Shares of excel energy (NYSE:EE), an LNG solutions provider, climbed 12% on IPO day but fell back and is currently trading just 1.9% above the IPO price .

Related: Oil Prices Are About To Reverse

ProFrac Holding Corp. (NASDAQ: PFHC) is a vertically integrated energy services company that operates through three segments: stimulation services, manufacturing and proppant production. The company went public on May 13, 2022 but failed to capture the imagination of the investor universe. Shares of PFHC closed just 0.6% above their offer price on Day 1, but have since slipped 5.9%.

Oil & Gas Mergers & Acquisitions

MKM Holdings LLC analyst Leo Mariani told Bloomberg that despite setting records, energy IPOs are still rare, mainly because private companies choose to sell to larger competitors, instead of becoming public themselves. He also noted that oil and gas producers are still heavily discounted, making new IPOs less attractive than buyouts.
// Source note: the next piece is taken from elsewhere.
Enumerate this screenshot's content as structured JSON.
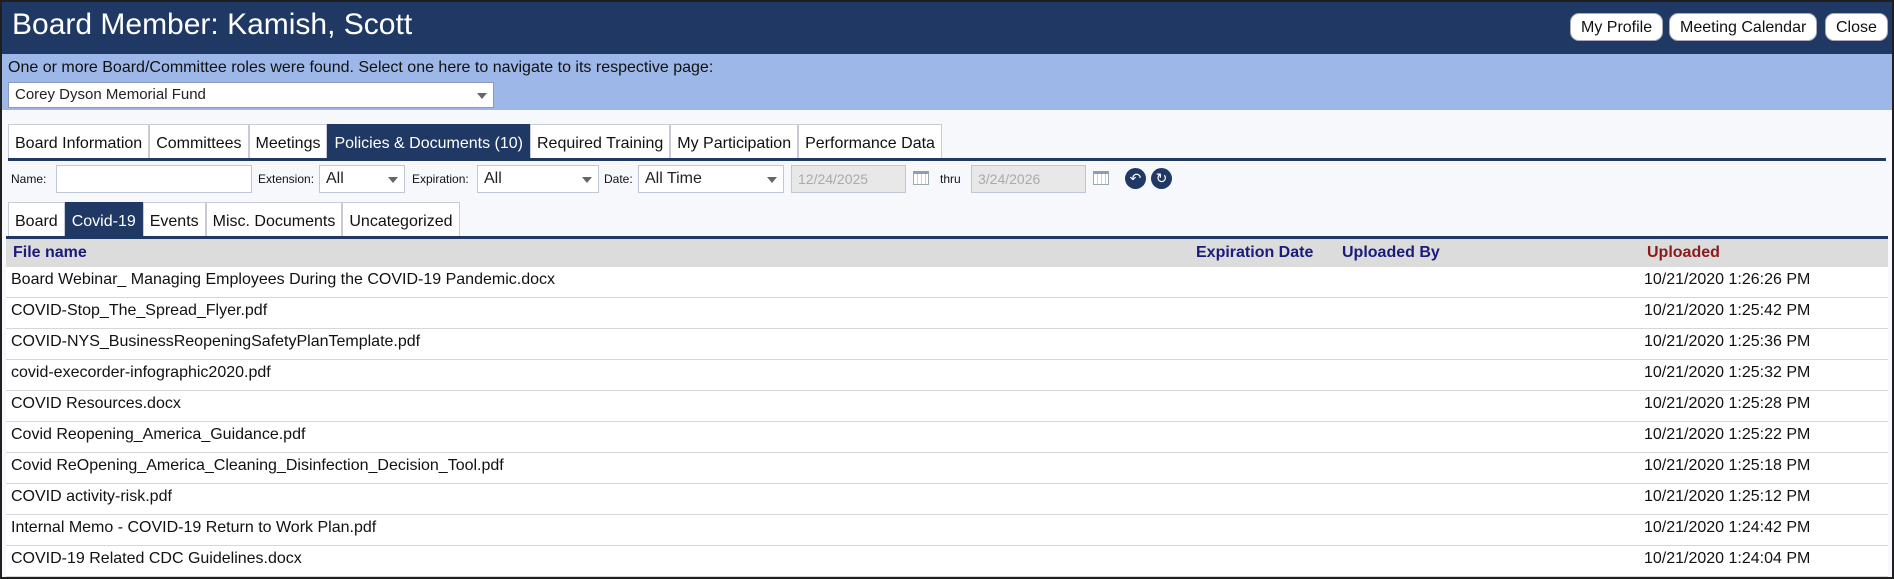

Indeed, the energy analysis company Enervous reported that transactions by private equity firms have seen a significant increase as they have purchased assets that oil companies considered non-essential to their development plans. These assets tended to be outside of oil-prolific areas like the Permian Basin of West Texas and New Mexico.

Private equity still has some dry powder for deals. They use it to target assets labeled as non-core by public companies. Once you get out of the heart of the Permian Basin and a few other key areas, the competition for bids lessens, and these positions are often available at buyer-friendly prices,remarked Dittmar.
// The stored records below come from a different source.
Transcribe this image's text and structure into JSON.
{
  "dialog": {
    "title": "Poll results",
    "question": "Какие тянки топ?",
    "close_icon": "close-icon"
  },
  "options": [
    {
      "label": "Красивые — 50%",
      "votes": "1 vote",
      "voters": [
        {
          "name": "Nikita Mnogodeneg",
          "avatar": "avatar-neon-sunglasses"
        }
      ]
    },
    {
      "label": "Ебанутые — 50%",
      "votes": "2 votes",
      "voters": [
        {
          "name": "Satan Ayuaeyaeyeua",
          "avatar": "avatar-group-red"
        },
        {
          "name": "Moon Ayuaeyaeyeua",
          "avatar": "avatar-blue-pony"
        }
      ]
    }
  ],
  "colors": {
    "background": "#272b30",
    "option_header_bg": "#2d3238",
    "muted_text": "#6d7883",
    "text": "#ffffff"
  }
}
Additionally, private equity is turning to a lender of last resort for fossil fuel companies. As companies like GS have cut funding for fossil fuels, the massive private equity industry is happily taking their place. According to a recent analysis from the Private Equity Stakeholder Project and the Americans for Financial Reform Education Fund (AFREF), the eight largest buyout firms have invested nearly as much money in coal, oil and gas as the big bank.

According to nonprofit groups, private equity firms, which include Global Apollo Management, Blackstone Group, Brookfield Asset Management, Carlyle Group, KKR and Pincus Warbugcollectively oversee $216 billion in fossil fuel assets, on par with the amount of money big banks invested in fossil fuels last year.

Another surprising finding: the 10 largest private equity funds have 80% of their energy investments in fossil fuels.

The billions of dollars that private equity firms have deployed to drill, fracture, transport, store, refine fossil fuels and generate energy, stands in stark contrast to what climate scientists and international policymakers have called to align our trajectory. on the 1.5 degree Celsius warming scenario“, declares a report co-signed by major climate groups including Greenpeace, Natural Resources Defense Project, Sierra Club and Sunrise Project.